AFP le 26/02/2026 à 09:57

La Chambre des députés brésilienne a approuvé mercredi l'accord de libre-échange entre les pays latino-américains du Mercosur et l'Union européenne (UE), qui va désormais être débattu au Sénat.

« Le moment est venu pour le Brésil de confirmer sa vocation exportatrice », a déclaré le président de la Chambre basse, Hugo Motta, pour qui la première économie sud-américaine sera le « grand protagoniste » de la concrétisation de l’accord. L’accord UE-Mercosur (Argentine, Brésil, Paraguay, Uruguay) a été signé mi-janvier à Asuncion, après 25 ans de négociations, et le Brésil espère qu’il profitera à son puissant secteur agricole et d’élevage.

Le Parlement brésilien avait donné la « priorité » au vote en raison de la nervosité suscitée par l’annonce faite ce week-end par le président Donald Trump d’augmenter au niveau mondial les droits de douane américains, de 10 à 15 %, avec effet immédiat. Le texte a été approuvé à une large majorité. Seuls quelques députés de gauche s’y sont opposés.

L’accord Mercosur-UE doit créer une des plus grandes zones de libre-échange du monde, pesant 30 % du PIB mondial et plus de 700 millions de consommateurs, entre les 27 États de l’UE et les membres du Mercosur. Il doit d’abord être ratifié par les parlements de chaque pays, ainsi que par le Parlement européen. Aucune date n’a encore été fixée pour le vote de l’accord UE-Mercosur au Sénat brésilien.
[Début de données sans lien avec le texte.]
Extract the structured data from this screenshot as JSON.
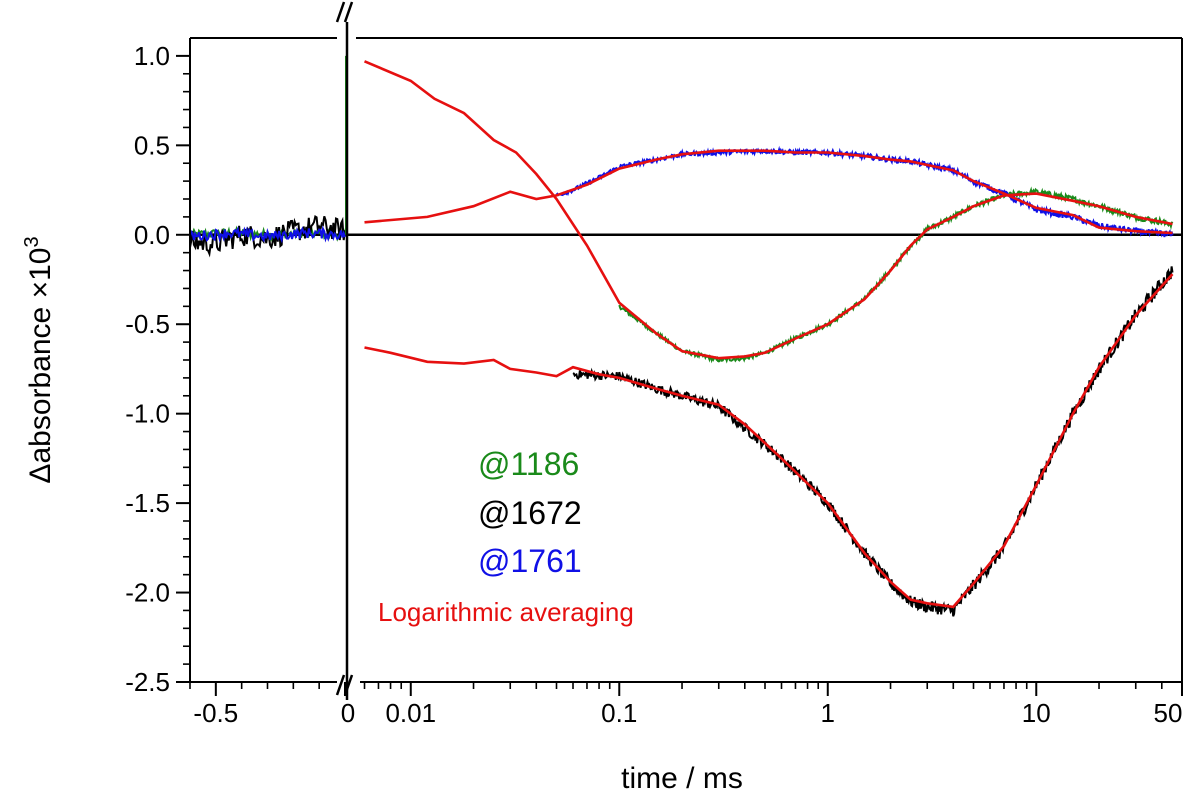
{
  "chart_data": {
    "type": "line",
    "title": "",
    "xlabel": "time / ms",
    "ylabel_main": "Δabsorbance ×10",
    "ylabel_exp": "3",
    "x_scale": "broken: linear pre-trigger segment, logarithmic post-trigger segment",
    "xlim_linear": [
      -0.6,
      0
    ],
    "xlim_log": [
      0.005,
      50
    ],
    "ylim": [
      -2.5,
      1.1
    ],
    "y_ticks": [
      {
        "value": 1.0,
        "label": "1.0"
      },
      {
        "value": 0.5,
        "label": "0.5"
      },
      {
        "value": 0.0,
        "label": "0.0"
      },
      {
        "value": -0.5,
        "label": "-0.5"
      },
      {
        "value": -1.0,
        "label": "-1.0"
      },
      {
        "value": -1.5,
        "label": "-1.5"
      },
      {
        "value": -2.0,
        "label": "-2.0"
      },
      {
        "value": -2.5,
        "label": "-2.5"
      }
    ],
    "x_ticks_linear": [
      {
        "value": -0.5,
        "label": "-0.5"
      },
      {
        "value": 0,
        "label": "0"
      }
    ],
    "x_ticks_log": [
      {
        "value": 0.01,
        "label": "0.01"
      },
      {
        "value": 0.1,
        "label": "0.1"
      },
      {
        "value": 1,
        "label": "1"
      },
      {
        "value": 10,
        "label": "10"
      },
      {
        "value": 50,
        "label": "50"
      }
    ],
    "series": [
      {
        "name": "@1186",
        "color": "#1a8a1a",
        "pre": [
          [
            -0.6,
            0.0
          ],
          [
            -0.45,
            0.01
          ],
          [
            -0.3,
            0.0
          ],
          [
            -0.15,
            0.01
          ],
          [
            0,
            0.0
          ]
        ],
        "log": [
          [
            0.1,
            -0.4
          ],
          [
            0.15,
            -0.55
          ],
          [
            0.2,
            -0.65
          ],
          [
            0.3,
            -0.7
          ],
          [
            0.4,
            -0.69
          ],
          [
            0.5,
            -0.66
          ],
          [
            0.7,
            -0.58
          ],
          [
            1,
            -0.5
          ],
          [
            1.5,
            -0.36
          ],
          [
            2,
            -0.2
          ],
          [
            2.5,
            -0.06
          ],
          [
            3,
            0.03
          ],
          [
            4,
            0.1
          ],
          [
            5,
            0.16
          ],
          [
            7,
            0.22
          ],
          [
            10,
            0.24
          ],
          [
            15,
            0.2
          ],
          [
            20,
            0.16
          ],
          [
            30,
            0.1
          ],
          [
            45,
            0.06
          ]
        ],
        "noise": 0.016
      },
      {
        "name": "@1672",
        "color": "#000000",
        "pre": [
          [
            -0.6,
            -0.04
          ],
          [
            -0.5,
            -0.05
          ],
          [
            -0.4,
            0.0
          ],
          [
            -0.3,
            -0.02
          ],
          [
            -0.2,
            0.02
          ],
          [
            -0.1,
            0.05
          ],
          [
            0,
            0.02
          ]
        ],
        "log": [
          [
            0.06,
            -0.78
          ],
          [
            0.1,
            -0.79
          ],
          [
            0.15,
            -0.86
          ],
          [
            0.2,
            -0.9
          ],
          [
            0.3,
            -0.96
          ],
          [
            0.4,
            -1.08
          ],
          [
            0.6,
            -1.25
          ],
          [
            1,
            -1.5
          ],
          [
            1.5,
            -1.78
          ],
          [
            2,
            -1.95
          ],
          [
            2.5,
            -2.05
          ],
          [
            3,
            -2.08
          ],
          [
            4,
            -2.1
          ],
          [
            5,
            -1.96
          ],
          [
            7,
            -1.75
          ],
          [
            10,
            -1.4
          ],
          [
            15,
            -1.0
          ],
          [
            20,
            -0.75
          ],
          [
            30,
            -0.45
          ],
          [
            45,
            -0.2
          ]
        ],
        "noise": 0.04
      },
      {
        "name": "@1761",
        "color": "#1010e6",
        "pre": [
          [
            -0.6,
            -0.01
          ],
          [
            -0.45,
            0.01
          ],
          [
            -0.3,
            -0.01
          ],
          [
            -0.15,
            0.01
          ],
          [
            0,
            0.0
          ]
        ],
        "log": [
          [
            0.05,
            0.22
          ],
          [
            0.06,
            0.25
          ],
          [
            0.08,
            0.32
          ],
          [
            0.1,
            0.38
          ],
          [
            0.15,
            0.42
          ],
          [
            0.2,
            0.45
          ],
          [
            0.3,
            0.46
          ],
          [
            0.5,
            0.47
          ],
          [
            0.7,
            0.46
          ],
          [
            1,
            0.46
          ],
          [
            1.5,
            0.44
          ],
          [
            2,
            0.42
          ],
          [
            2.5,
            0.41
          ],
          [
            3,
            0.39
          ],
          [
            4,
            0.36
          ],
          [
            5,
            0.3
          ],
          [
            7,
            0.23
          ],
          [
            10,
            0.14
          ],
          [
            15,
            0.1
          ],
          [
            20,
            0.05
          ],
          [
            30,
            0.02
          ],
          [
            45,
            0.0
          ]
        ],
        "noise": 0.018
      }
    ],
    "averaged": {
      "name": "Logarithmic averaging",
      "color": "#e61010",
      "lines": [
        [
          [
            0.006,
            0.97
          ],
          [
            0.01,
            0.86
          ],
          [
            0.013,
            0.76
          ],
          [
            0.018,
            0.68
          ],
          [
            0.025,
            0.53
          ],
          [
            0.032,
            0.46
          ],
          [
            0.04,
            0.34
          ],
          [
            0.05,
            0.2
          ],
          [
            0.07,
            -0.06
          ],
          [
            0.1,
            -0.38
          ],
          [
            0.15,
            -0.55
          ],
          [
            0.2,
            -0.65
          ],
          [
            0.3,
            -0.69
          ],
          [
            0.4,
            -0.68
          ],
          [
            0.5,
            -0.66
          ],
          [
            0.7,
            -0.58
          ],
          [
            1,
            -0.5
          ],
          [
            1.5,
            -0.36
          ],
          [
            2,
            -0.2
          ],
          [
            2.5,
            -0.06
          ],
          [
            3,
            0.03
          ],
          [
            4,
            0.1
          ],
          [
            5,
            0.16
          ],
          [
            7,
            0.22
          ],
          [
            10,
            0.23
          ],
          [
            15,
            0.19
          ],
          [
            20,
            0.16
          ],
          [
            30,
            0.1
          ],
          [
            45,
            0.06
          ]
        ],
        [
          [
            0.006,
            0.07
          ],
          [
            0.012,
            0.1
          ],
          [
            0.02,
            0.16
          ],
          [
            0.03,
            0.24
          ],
          [
            0.04,
            0.2
          ],
          [
            0.05,
            0.22
          ],
          [
            0.07,
            0.28
          ],
          [
            0.1,
            0.37
          ],
          [
            0.15,
            0.42
          ],
          [
            0.2,
            0.45
          ],
          [
            0.3,
            0.47
          ],
          [
            0.5,
            0.47
          ],
          [
            0.7,
            0.46
          ],
          [
            1,
            0.46
          ],
          [
            1.5,
            0.44
          ],
          [
            2,
            0.42
          ],
          [
            2.5,
            0.41
          ],
          [
            3,
            0.39
          ],
          [
            4,
            0.36
          ],
          [
            5,
            0.3
          ],
          [
            7,
            0.23
          ],
          [
            10,
            0.15
          ],
          [
            15,
            0.11
          ],
          [
            20,
            0.04
          ],
          [
            30,
            0.02
          ],
          [
            45,
            0.01
          ]
        ],
        [
          [
            0.006,
            -0.63
          ],
          [
            0.008,
            -0.66
          ],
          [
            0.012,
            -0.71
          ],
          [
            0.018,
            -0.72
          ],
          [
            0.025,
            -0.7
          ],
          [
            0.03,
            -0.75
          ],
          [
            0.04,
            -0.77
          ],
          [
            0.05,
            -0.79
          ],
          [
            0.06,
            -0.74
          ],
          [
            0.08,
            -0.78
          ],
          [
            0.1,
            -0.8
          ],
          [
            0.15,
            -0.86
          ],
          [
            0.2,
            -0.9
          ],
          [
            0.3,
            -0.95
          ],
          [
            0.4,
            -1.06
          ],
          [
            0.6,
            -1.25
          ],
          [
            1,
            -1.5
          ],
          [
            1.5,
            -1.78
          ],
          [
            2,
            -1.94
          ],
          [
            2.5,
            -2.04
          ],
          [
            3,
            -2.06
          ],
          [
            4,
            -2.08
          ],
          [
            5,
            -1.95
          ],
          [
            7,
            -1.74
          ],
          [
            10,
            -1.4
          ],
          [
            15,
            -1.0
          ],
          [
            20,
            -0.74
          ],
          [
            30,
            -0.45
          ],
          [
            45,
            -0.22
          ]
        ]
      ]
    },
    "legend": [
      {
        "label": "@1186",
        "color": "#1a8a1a"
      },
      {
        "label": "@1672",
        "color": "#000000"
      },
      {
        "label": "@1761",
        "color": "#1010e6"
      }
    ],
    "annotation": {
      "label": "Logarithmic averaging",
      "color": "#e61010"
    },
    "zero_line": 0,
    "legend_position": "center-left"
  }
}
Le vote au Brésil reflète l’élan du bloc sud-américain. Le Sénat uruguayen a approuvé mercredi à l’unanimité l’accord, qui devrait être ratifié jeudi par la Chambre des députés. En Argentine, le texte pourrait être soumis à la Chambre haute cette semaine après avoir été approuvé par la Chambre basse.

Le Brésil, premier exportateur mondial de viande bovine, de café et de soja, entre autres produits agricoles, s’est efforcé de persuader les pays de l’Union européenne de signer l’accord. L’opposition à l’accord commercial est vive parmi les agriculteurs et les éleveurs européens, notamment français, qui affirment être menacés par l’arrivée de produits moins chers en raison de normes dans les pays du Mercosur plus laxistes.

Le Parlement européen, dans la lignée de certains pays opposés à l’accord, a saisi la justice sur la légalité du traité, suspendant ainsi son processus de ratification. Même si la Commission a dans l’intervalle le droit de l’appliquer provisoirement.